Tauke also argued that the FCC does not have statutory authority to impose data roaming requirements—an argument also put forth by FCC Commissioners Robert McDowell and Meredith Atwell Baker, who voted against adopting the data roaming order. McDowell and Baker argued that mobile data is not a common carrier service and therefore cannot be mandated by the FCC. FCC General Counsel Austin Schlick attempted to refute that position, arguing that the FCC does not plan to market prices for data roaming as it does with common carrier services.
Genachowski threw down the gauntlet to would-be challengers, noting that the FCC prevailed in 15 of the last 16 formal challenges to its authority.

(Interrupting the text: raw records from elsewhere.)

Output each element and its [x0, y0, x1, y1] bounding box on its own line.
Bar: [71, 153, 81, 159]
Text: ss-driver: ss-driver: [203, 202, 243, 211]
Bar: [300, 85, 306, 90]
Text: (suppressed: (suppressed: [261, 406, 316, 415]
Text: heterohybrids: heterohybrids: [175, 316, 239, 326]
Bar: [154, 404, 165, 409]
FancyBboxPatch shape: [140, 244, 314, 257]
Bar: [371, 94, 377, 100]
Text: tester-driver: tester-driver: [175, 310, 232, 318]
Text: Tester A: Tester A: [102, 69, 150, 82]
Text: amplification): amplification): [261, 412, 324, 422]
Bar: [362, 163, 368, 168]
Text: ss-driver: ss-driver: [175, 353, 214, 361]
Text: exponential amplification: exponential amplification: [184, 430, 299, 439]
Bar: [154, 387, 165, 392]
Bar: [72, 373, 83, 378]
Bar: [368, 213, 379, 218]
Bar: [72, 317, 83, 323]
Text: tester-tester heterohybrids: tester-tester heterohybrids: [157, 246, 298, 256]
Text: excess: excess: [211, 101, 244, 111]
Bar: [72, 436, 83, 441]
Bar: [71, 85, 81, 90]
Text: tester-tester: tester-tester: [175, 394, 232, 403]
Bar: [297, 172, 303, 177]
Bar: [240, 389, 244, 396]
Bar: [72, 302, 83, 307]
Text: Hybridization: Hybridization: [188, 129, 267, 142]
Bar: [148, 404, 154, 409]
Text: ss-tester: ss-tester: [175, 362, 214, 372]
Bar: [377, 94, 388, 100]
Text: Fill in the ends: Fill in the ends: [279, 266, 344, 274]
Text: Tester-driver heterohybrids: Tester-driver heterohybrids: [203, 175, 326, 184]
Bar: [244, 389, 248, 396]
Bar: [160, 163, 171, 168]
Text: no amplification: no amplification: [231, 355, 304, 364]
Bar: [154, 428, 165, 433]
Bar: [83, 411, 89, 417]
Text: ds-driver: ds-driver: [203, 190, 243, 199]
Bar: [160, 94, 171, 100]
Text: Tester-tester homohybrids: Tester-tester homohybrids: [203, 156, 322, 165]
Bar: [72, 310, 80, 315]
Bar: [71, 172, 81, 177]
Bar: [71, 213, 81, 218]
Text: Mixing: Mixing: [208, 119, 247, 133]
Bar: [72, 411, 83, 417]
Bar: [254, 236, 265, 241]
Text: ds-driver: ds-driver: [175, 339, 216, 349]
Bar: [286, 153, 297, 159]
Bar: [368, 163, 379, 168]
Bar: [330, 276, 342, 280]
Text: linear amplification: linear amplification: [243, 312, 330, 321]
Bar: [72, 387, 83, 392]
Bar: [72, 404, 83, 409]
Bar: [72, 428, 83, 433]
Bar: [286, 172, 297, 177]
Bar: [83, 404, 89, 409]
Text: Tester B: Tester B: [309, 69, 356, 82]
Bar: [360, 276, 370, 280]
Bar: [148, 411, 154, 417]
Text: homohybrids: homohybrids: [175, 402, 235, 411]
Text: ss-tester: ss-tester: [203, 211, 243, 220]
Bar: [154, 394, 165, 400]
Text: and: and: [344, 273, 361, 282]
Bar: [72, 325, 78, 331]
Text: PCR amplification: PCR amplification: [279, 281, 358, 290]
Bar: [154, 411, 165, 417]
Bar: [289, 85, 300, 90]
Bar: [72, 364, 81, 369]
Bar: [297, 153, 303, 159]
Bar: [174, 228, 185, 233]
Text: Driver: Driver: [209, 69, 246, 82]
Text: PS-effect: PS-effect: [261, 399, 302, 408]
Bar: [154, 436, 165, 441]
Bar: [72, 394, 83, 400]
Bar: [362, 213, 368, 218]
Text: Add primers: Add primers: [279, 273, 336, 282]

One thought on “FCC Mandates Wireless Data Roaming, Boon for Tier 3 Wireless Carriers?”
I will take this as good news. Here in Oklahoma, home of the Great Black Hole of Verizon 3G coverage, Verizon customers can roam in the areas controlled by Pioneer Cellular, a regional CDMA carrier, but only at 1G/2G speeds, not 3G, despite the fact that Pioneer's entire system that covers every square inch of their territory, is 3G. Therefore, if I buy a Verizon iPad, I can't use it in Pioneer's territory because they don't allow Verizon to use their 3G system, rendering the device useless in over half the state. The same is true of AT&T, which has a very tiny 3G coverage area but cannot roam on the other GSM carriers here. People ask "Why should I subscribe to a small carrier when I can roam on their system through a big one?" when this takes effect, but as someone who lives in an area not serviced by any of the "big" carriers, only small regional ones, I will take anything at this point. The fact the large carriers have been sitting on spectrum licenses for over 20 years with NO plans to ever build a system to cover those areas, makes me madder than hell, and I think the FCC should strip those licenses and give them to these smaller carriers who DO have the desire to build out and serve their customers.